20 Nisan 2010 Salı

MIŞıl MIŞıl uykular

Ve itirafların zamanı gelmiş… İtiraf eden hiç olmamış! Bunca yıldır yapılan araştırmalar yetersiz kalmış, kimse kimsenin beynini okuyamazmış. Nedeni yokmuş bazen bir şeylerin zaten her şey bir varmış bir yokmuş… Günlerden Perşembe iken en büyük kararlar verilirmiş herkes o günü cumartesi sanarken.

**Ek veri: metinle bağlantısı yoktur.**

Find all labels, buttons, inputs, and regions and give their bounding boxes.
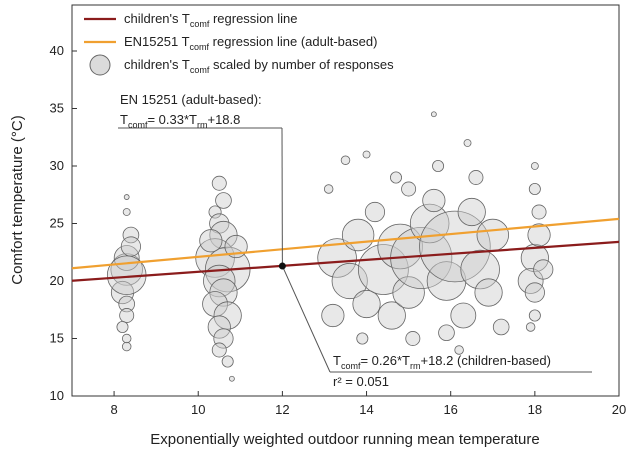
legend-label: children's Tcomf regression line [124, 11, 298, 29]
text-part: T [120, 112, 128, 127]
legend-swatch [90, 55, 110, 75]
point-marker [279, 263, 286, 270]
bubble [439, 325, 455, 341]
bubble [212, 176, 226, 190]
bubble [200, 230, 222, 252]
bubble [124, 195, 129, 200]
text-part: +18.8 [207, 112, 240, 127]
bubble [365, 202, 384, 221]
legend-label: EN15251 Tcomf regression line (adult-bas… [124, 34, 377, 52]
bubble [525, 283, 544, 302]
bubble [402, 182, 416, 196]
bubble [529, 310, 540, 321]
bubble [431, 112, 436, 117]
bubble [341, 156, 350, 165]
bubble [451, 303, 476, 328]
legend-label: children's Tcomf scaled by number of res… [124, 57, 394, 75]
bubble [216, 193, 232, 209]
bubble [324, 185, 333, 194]
text-part: T [333, 353, 341, 368]
text-part: regression line [209, 11, 297, 26]
bubble [342, 219, 374, 251]
bubble [353, 290, 380, 317]
bubble [464, 139, 471, 146]
x-tick-label: 10 [191, 402, 205, 417]
bubble [363, 151, 370, 158]
text-part: scaled by number of responses [209, 57, 394, 72]
text-part: comf [190, 42, 210, 52]
bubble [531, 162, 538, 169]
bubble [117, 321, 128, 332]
y-tick-label: 10 [50, 388, 64, 403]
bubble [432, 160, 443, 171]
bubble [477, 219, 509, 251]
bubble [222, 356, 233, 367]
x-tick-label: 12 [275, 402, 289, 417]
text-part: +18.2 (children-based) [420, 353, 550, 368]
y-tick-label: 35 [50, 101, 64, 116]
annotation: Tcomf= 0.33*Trm+18.8 [120, 112, 240, 130]
x-tick-label: 20 [612, 402, 626, 417]
text-part: comf [190, 19, 210, 29]
text-part: children's T [124, 57, 190, 72]
bubble [475, 279, 502, 306]
bubble [526, 323, 535, 332]
text-part: r² = 0.051 [333, 374, 389, 389]
x-tick-label: 8 [110, 402, 117, 417]
bubble [121, 237, 140, 256]
bubble [357, 333, 368, 344]
text-part: EN 15251 (adult-based): [120, 92, 262, 107]
annotation: r² = 0.051 [333, 374, 389, 389]
bubble [423, 189, 445, 211]
x-tick-label: 14 [359, 402, 373, 417]
bubble [534, 260, 553, 279]
bubble [493, 319, 509, 335]
text-part: rm [410, 361, 421, 371]
bubble [390, 172, 401, 183]
text-part: rm [197, 120, 208, 130]
text-part: = 0.26*T [360, 353, 410, 368]
x-tick-label: 16 [443, 402, 457, 417]
bubble [120, 308, 134, 322]
text-part: children's T [124, 11, 190, 26]
x-axis-label: Exponentially weighted outdoor running m… [150, 431, 539, 448]
bubble [529, 183, 540, 194]
y-tick-label: 25 [50, 216, 64, 231]
bubble [122, 342, 131, 351]
text-part: EN15251 T [124, 34, 190, 49]
y-tick-label: 30 [50, 158, 64, 173]
y-tick-label: 20 [50, 273, 64, 288]
bubble [532, 205, 546, 219]
x-tick-label: 18 [528, 402, 542, 417]
bubble [122, 334, 131, 343]
text-part: comf [341, 361, 361, 371]
text-part: = 0.33*T [147, 112, 197, 127]
bubble [406, 331, 420, 345]
bubble [212, 343, 226, 357]
annotation: EN 15251 (adult-based): [120, 92, 262, 107]
y-tick-label: 40 [50, 43, 64, 58]
bubble [229, 376, 234, 381]
text-part: comf [128, 120, 148, 130]
bubble [458, 198, 485, 225]
text-part: regression line (adult-based) [209, 34, 377, 49]
bubble [469, 170, 483, 184]
annotation: Tcomf= 0.26*Trm+18.2 (children-based) [333, 353, 551, 371]
bubble [123, 208, 130, 215]
y-axis-label: Comfort temperature (°C) [9, 115, 26, 284]
bubble [322, 304, 344, 326]
y-tick-label: 15 [50, 331, 64, 346]
text-part: comf [190, 65, 210, 75]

Belediye otobüs firmasında seyahat eden yolcular yolculukları uzunluğunda hayaller kurup evlerine döndüklerinde unuturlarmış. Unutkanlık her şeyin başı ve sonu olmuş – insanlık en çok bu yalana inanmış-. Kimse kimsenin boğazını sıkmazken herkes kendi boynuna ellerini dolamış, herkes morken kimse ölmezmiş. Beklememek için saatlerini bir saat ileri alan olmuş, kimliği belirsiz hırsızlar saatlerden o bir saati çalıp kendilerine gün kurmuş. Anlatım savaşı yapılmış alta kalanın canı çıkmış üstte kalanlar can çıkarmış. İnanmak isteyen bir kuş uçtuğuna bile inanamayıp çakılıp ölmüş, kuşlar fazla sorguladı diye açıklama yapmış. Demir çubuklar örgütlenmiş parmaklık olmuş. İnsan yanılmaz yanılsamalaştırılırmış bunu diyen bir erik ağacının altına gömülmüş. Mış’lı miş’li cümleler kurulmuş, rivayet demişler; gerçek olMUŞ!